SYDNEY, N.S. — A decision to voluntarily retire from the workforce does not negate an individual’s responsibility to continue to pay spousal support, a Sydney Supreme Court justice has ruled.
In a decision released this week from the Supreme Court Family Division, Justice Lee Anne MacLeod-Archer ruled that a Sydney’s man decision to retire early did not equate to a significant material change in his ability to pay.
Colin MacLeod had asked the court to terminate spousal support that he and his former wife, Elizabeth MacLeod, agreed to in January 2010. The order did not include a termination date.
The order required MacLeod to pay his ex-wife $1,200 a month in spousal support. It also granted an additional $150 per month to Elizabeth MacLeod in the event Colin MacLeod could no longer continue to have his ex-wife listed as a dependent on his medical insurance.
Medical insurance for Elizabeth MacLeod was terminated in July.
The couple separated after 30 years of marriage. They have two adult sons. Colin MacLeod has since remarried while Elizabeth MacLeod is no longer able to work because of a workplace injury for which she receives benefits under the provincial worker compensation program. She also suffers a number of other health issues.
At the time the order was signed, MacLeod was working as a tradesperson in Alberta, earning more than $100,000 per year.
In support of his termination application, MacLeod said that since last year’s forest fire in Fort McMurray, he has been laid off twice and remains uncertain about the future availability of work.
He also contended that an eye stroke in 2015 has now robbed him of 50 per cent of his vision in one eye. Further, he claimed he needed to care for his ailing mother.
“In addition to these claims, Mr. MacLeod says his body is worn out and that he cannot work any other job.

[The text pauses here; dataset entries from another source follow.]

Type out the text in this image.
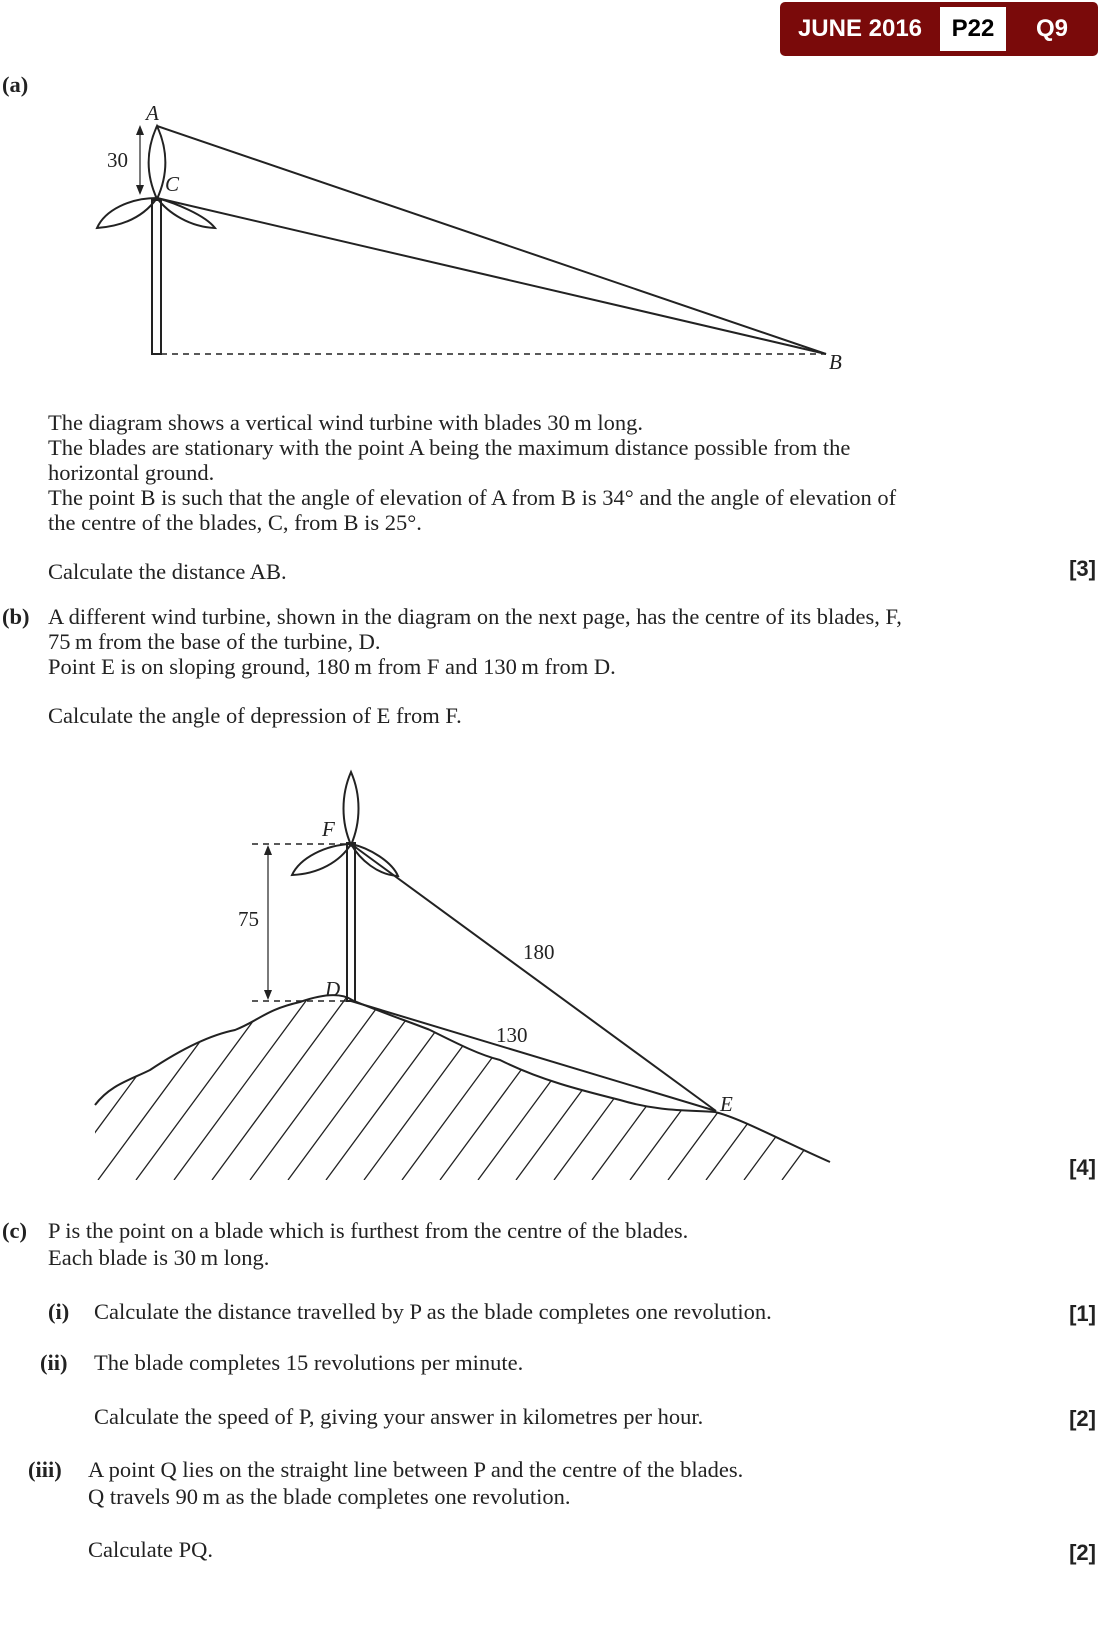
JUNE 2016	P22	Q9
(a)
A
C
B
30
F
D
E
75
180
130
The diagram shows a vertical wind turbine with blades 30 m long.
The blades are stationary with the point A being the maximum distance possible from the
horizontal ground.
The point B is such that the angle of elevation of A from B is 34° and the angle of elevation of
the centre of the blades, C, from B is 25°.
Calculate the distance AB.	[3]
(b) A different wind turbine, shown in the diagram on the next page, has the centre of its blades, F,
75 m from the base of the turbine, D.
Point E is on sloping ground, 180 m from F and 130 m from D.
Calculate the angle of depression of E from F.
[4]
(c) P is the point on a blade which is furthest from the centre of the blades.
Each blade is 30 m long.
(i) Calculate the distance travelled by P as the blade completes one revolution.	[1]
(ii) The blade completes 15 revolutions per minute.
Calculate the speed of P, giving your answer in kilometres per hour.	[2]
(iii) A point Q lies on the straight line between P and the centre of the blades.
Q travels 90 m as the blade completes one revolution.
Calculate PQ.	[2]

He considers himself retired,” wrote the judge, in her decision.
In reviewing case law on the issue, MacLeod-Archer said the court must be satisfied there was a change in the condition, means, needs or other circumstance of either spouse before granting termination or a variation.
The judge said case law also suggests that prior to retiring, payments to former spouses need to be considered and that the passage of time and reaching a particular age does not constitute a material change in circumstance.
“The desire to reduce debt and/or save money in anticipation of retirement does not constitute a material change in circumstance,” said the judge, adding reasons for early retirement are relevant as to whether there is a significant change in circumstance.
In her decision, MacLeod-Archer ruled there are several potential options for Colin MacLeod to generate additional income such as returning to work or finding other work in line with his skills and training.
She also noted he could sell a property he has in Alberta or rent it along with drawing on some investment funds.
“Ms. MacLeod has not recovered financially from the breakdown of the marriage to the same extent that Mr. MacLeod has,” ruled the judge, adding there was no evidence presented that Colin MacLeod was unable to work.
“Though he claims that his body is worn out, there is no evidence that Mr. MacLeod cannot work at all. I find that he retired by choice, not by reason of disability or lack of work,” said the judge.
The judge ordered the spousal payments to continue along with the $150 per month payment for medical expenses.